Emevi Devleti'nin 8. Halifesi Ömer b. Abdülaziz, icraatlarıyla dört halife dönemini yaşatmıştır. Adaletiyle toplumu rahatlatmış, 29 aylık iktidarında koca İslam coğrafyasında zekat verecek derecede fakir kalmamıştır. Yoksul hayat yaşamış, fakat halka yoksulluk yaşatmamıştır. Onun ilkelerinden ve anlamlı sözlerinden bir seçki sunmak istiyorum.
*Dirhemler yani devlet parası, kandır. Asıl kaynağından başka yere dökülemez / harcanamaz.
*İnsanların kalbi bir sandıktır. Dudaklar onun kilidi, dil ise anahtarıdır. İnsana düşen, o anahtarı iyi korumaktır.

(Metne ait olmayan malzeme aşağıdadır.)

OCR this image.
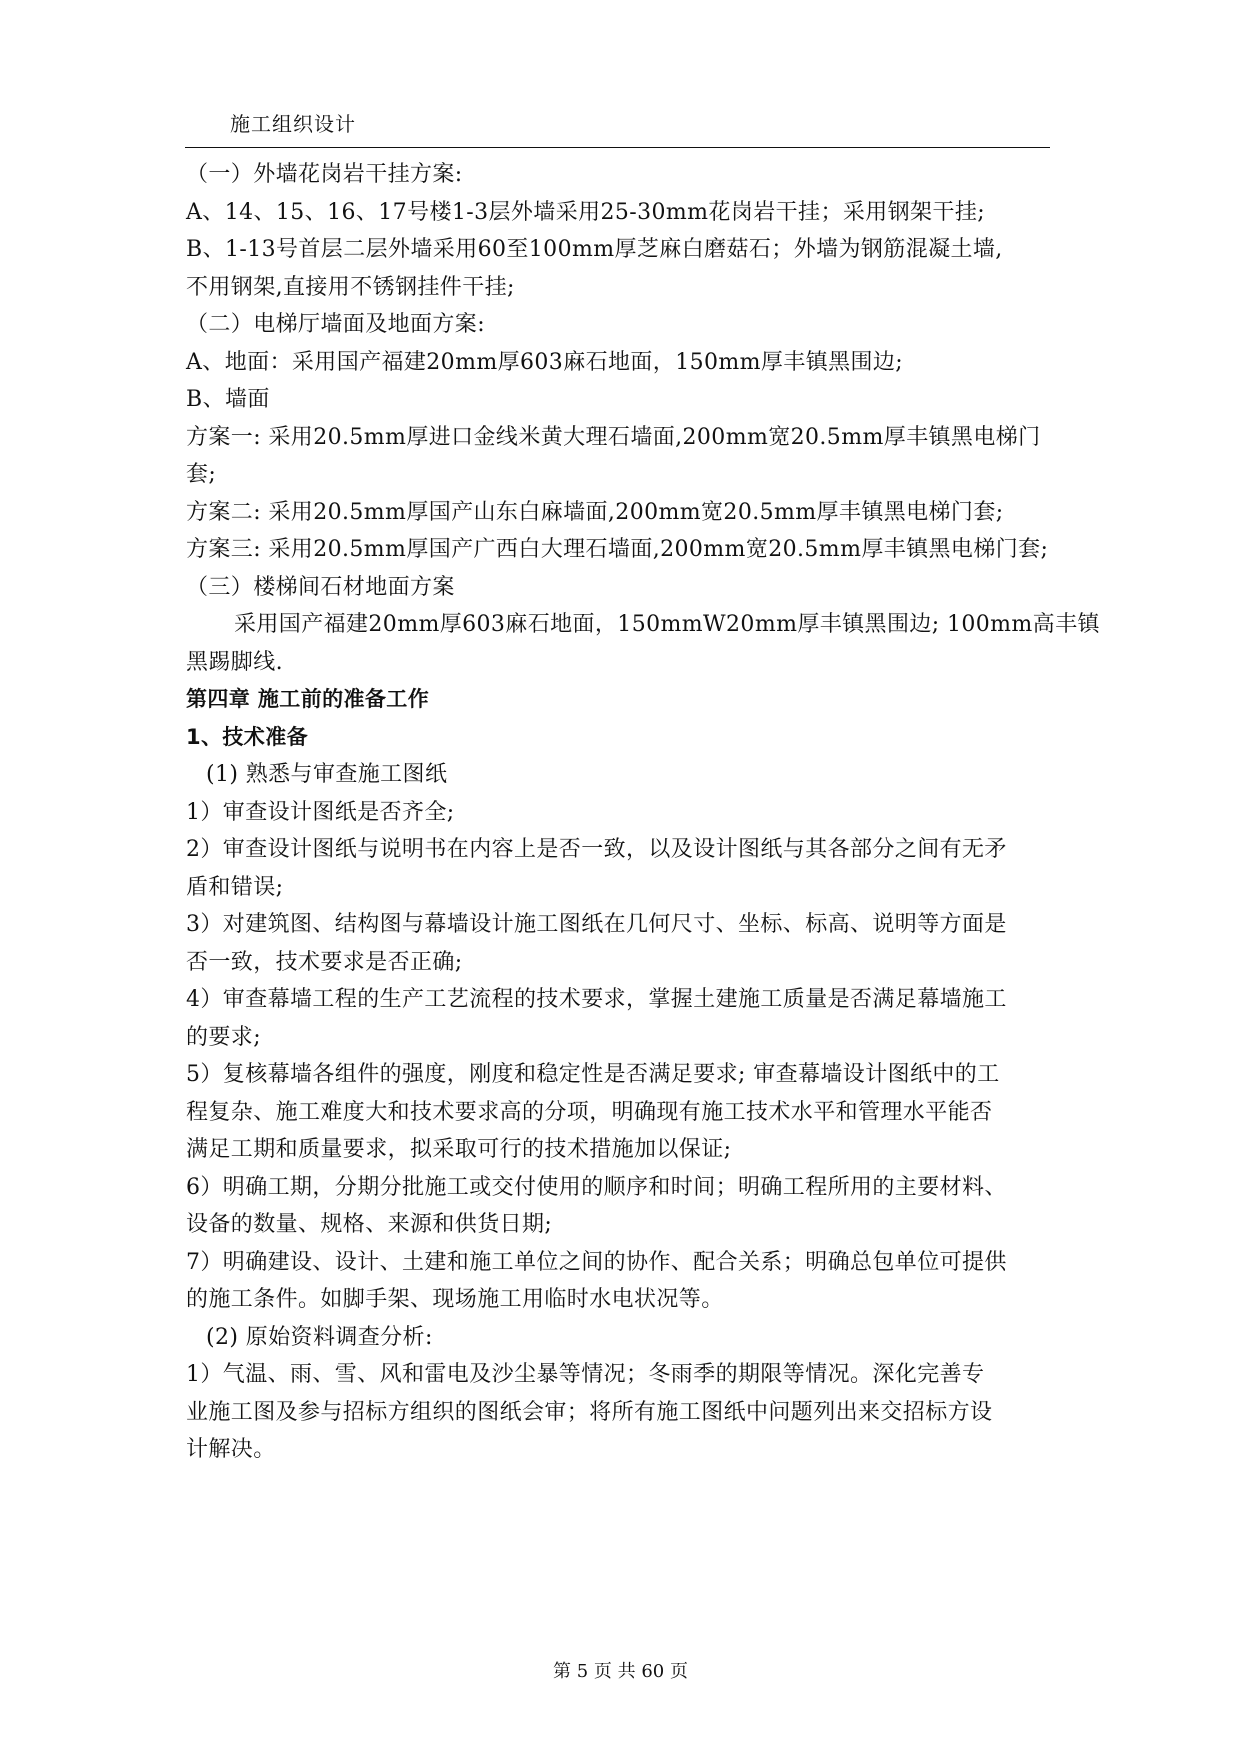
施工组织设计
（一）外墙花岗岩干挂方案:
A、14、15、16、17号楼1-3层外墙采用25-30mm花岗岩干挂；采用钢架干挂;
B、1-13号首层二层外墙采用60至100mm厚芝麻白磨菇石；外墙为钢筋混凝土墙,
不用钢架,直接用不锈钢挂件干挂;
（二）电梯厅墙面及地面方案:
A、地面：采用国产福建20mm厚603麻石地面，150mm厚丰镇黑围边;
B、墙面
方案一: 采用20.5mm厚进口金线米黄大理石墙面,200mm宽20.5mm厚丰镇黑电梯门
套;
方案二: 采用20.5mm厚国产山东白麻墙面,200mm宽20.5mm厚丰镇黑电梯门套;
方案三: 采用20.5mm厚国产广西白大理石墙面,200mm宽20.5mm厚丰镇黑电梯门套;
（三）楼梯间石材地面方案
采用国产福建20mm厚603麻石地面，150mmW20mm厚丰镇黑围边; 100mm高丰镇
黑踢脚线.
第四章 施工前的准备工作
1、技术准备
(1) 熟悉与审查施工图纸
1）审查设计图纸是否齐全;
2）审查设计图纸与说明书在内容上是否一致，以及设计图纸与其各部分之间有无矛
盾和错误;
3）对建筑图、结构图与幕墙设计施工图纸在几何尺寸、坐标、标高、说明等方面是
否一致，技术要求是否正确;
4）审查幕墙工程的生产工艺流程的技术要求，掌握土建施工质量是否满足幕墙施工
的要求;
5）复核幕墙各组件的强度，刚度和稳定性是否满足要求; 审查幕墙设计图纸中的工
程复杂、施工难度大和技术要求高的分项，明确现有施工技术水平和管理水平能否
满足工期和质量要求，拟采取可行的技术措施加以保证;
6）明确工期，分期分批施工或交付使用的顺序和时间；明确工程所用的主要材料、
设备的数量、规格、来源和供货日期;
7）明确建设、设计、土建和施工单位之间的协作、配合关系；明确总包单位可提供
的施工条件。如脚手架、现场施工用临时水电状况等。
(2) 原始资料调查分析:
1）气温、雨、雪、风和雷电及沙尘暴等情况；冬雨季的期限等情况。深化完善专
业施工图及参与招标方组织的图纸会审；将所有施工图纸中问题列出来交招标方设
计解决。
第 5 页 共 60 页
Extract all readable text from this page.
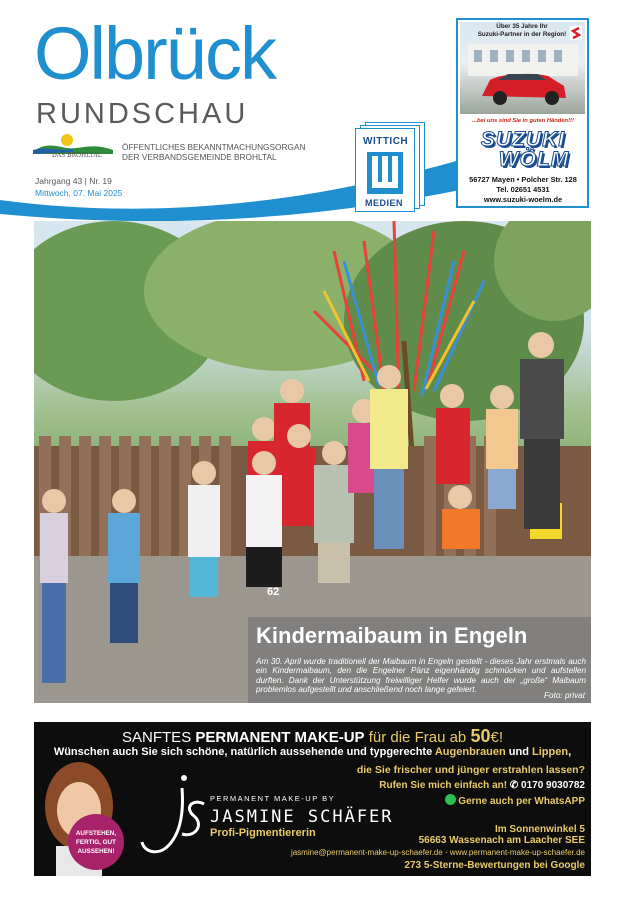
Olbrück
RUNDSCHAU
DAS BROHLTAL
ÖFFENTLICHES BEKANNTMACHUNGSORGAN
DER VERBANDSGEMEINDE BROHLTAL
Jahrgang 43 | Nr. 19
Mittwoch, 07. Mai 2025
WITTICH
MEDIEN
Über 35 Jahre Ihr
Suzuki-Partner in der Region!
...bei uns sind Sie in guten Händen!!!
SUZUKI
WÖLM
56727 Mayen • Polcher Str. 128
Tel. 02651 4531
www.suzuki-woelm.de
62
Kindermaibaum in Engeln
Am 30. April wurde traditionell der Maibaum in Engeln gestellt - dieses Jahr erstmals auch ein Kindermaibaum, den die Engelner Pänz eigenhändig schmücken und aufstellen durften. Dank der Unterstützung freiwilliger Helfer wurde auch der „große“ Maibaum problemlos aufgestellt und anschließend noch lange gefeiert.
Foto: privat
SANFTES PERMANENT MAKE-UP für die Frau ab 50€!
Wünschen auch Sie sich schöne, natürlich aussehende und typgerechte Augenbrauen und Lippen,
die Sie frischer und jünger erstrahlen lassen?
Rufen Sie mich einfach an! ✆ 0170 9030782
Gerne auch per WhatsAPP
Im Sonnenwinkel 5
56663 Wassenach am Laacher SEE
jasmine@permanent-make-up-schaefer.de · www.permanent-make-up-schaefer.de
273 5-Sterne-Bewertungen bei Google
AUFSTEHEN, FERTIG, GUT AUSSEHEN!
PERMANENT MAKE-UP BY
JASMINE SCHÄFER
Profi-Pigmentiererin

*İktisatlı davranmanın en değerlisi, varlık anında yapılandır. Affın en faziletlisi de güçlü olduğu anda yapılandır.
*Kim bilgisizce bir iş yaparsa, bozdukları düzelttiklerinden fazla olacaktır. Kimin de konuştukları yaptıklarından fazla olursa, yanlışları çok olacaktır.
*Mümine en çok yakışanı, konuşmak yerine icraatta bulunmaktır.
*İstişare ve müzakere, rahmetin kapısı ve bereketin anahtarıdır.
*Kıyamet günü nereye gitmek istiyorsanız hazırlığınızı ona göre yapın.
*İbadetlerin en faziletlisi, farzları eda etmek ve haramlardan uzak durmaktır.
*Öfke ve hırstan korunmuş olan kurtulmuş olur.
*Bir insana yapılacak en güzel yardım, ona hakkını vermektir.
*Siz, dünya için değil, ebediyet için yaratıldınız. Ölüm, bir yurttan öbür yurda intikaldir.
*Ölenleri kara toprak altında bırakıp gidiyorsunuz. Ne kadar ibret verici bil hal! Öyle değil mi?
*Zahitlik, helale karşı olur. Harama gelince, o bir ateştir. Ona ölüler uzanır. Eğel el uzatanlar diri olsalardı o ateşin acısını duyarlardı.
*Her gün vücudumun bir parçasının kesilip alınması karşılığında da olsa, yaşadığım müddetçe Yüce Rabbi'min izin ve keremiyle her gün bir bid'atı kaldırıp, bir sünneti yerleştirmeyi arzu ederdim.
*Biliniz ki Allah'ın hükmünü tanımayan kimseye itaat edilmez. Allah'a isyan edenin emri tutulamaz.
*Yüce Allah, Muhammed (sav)i talsildar olarak değil, hidayetçi olarak göndermiştir.
*İlim ile amel, iki akrabadır. Allah için alim olmalı ve Allah için uygulama yapmalısın. Bilip de amel etmeyenin ilmi, vebalden başka bir şey değildir.
*Savaştığımız düşmanımızı, günahları yüzünden yeniyoruz. Yoksa biz, onlarla baş emdeyiz. Çünkü biz, sayı ve donatım / techizat bakımından düşmanızdan çok değiliz.
Muhammed b. Ka'b el-Karzi anlatıyor:
Ömer halife olunca yanına girmiştim. Vücudu erimiş ve rengi solmuştu. Zamanında Medine valisiyken güzel endamlı ve dolgun bir insandı. Bir süre hayretle baktım. Sonra gözlerimi çevirdim. Ömer:
-Niçin öyle baktın, diye sordu.
-Hayretimden dedim.
-Neye hayret ediyorsun, deyince:
-Vücudun erimiş ve rengin solmuş, dedim.
Ömer, her şeyi anlattı:
*Peki, üç gün sonra beni mezarda gözlerim yerinden çıkmış, kurtlar ve böcekler ağzımı, burnumu kemirip eritmiş, olarak görseydin ne yapardın? O zaman şimdikinden daha çirkin olmaz mıydın?
Ömer b. Abdülaziz, son anlarında yanında bulunan Mersed'in kendisini beklemek için yanında bulunduğunu söylediğinde şunları der:
*Beni bekleyen iki melek, her an yanımdadır. Sana gerek yok. Zaten ecelim geldi ise senin hiçbir engelin olamaz. O zaman yanımdaki melekler de aramızdan çekilir. Azrail, görevini yapar.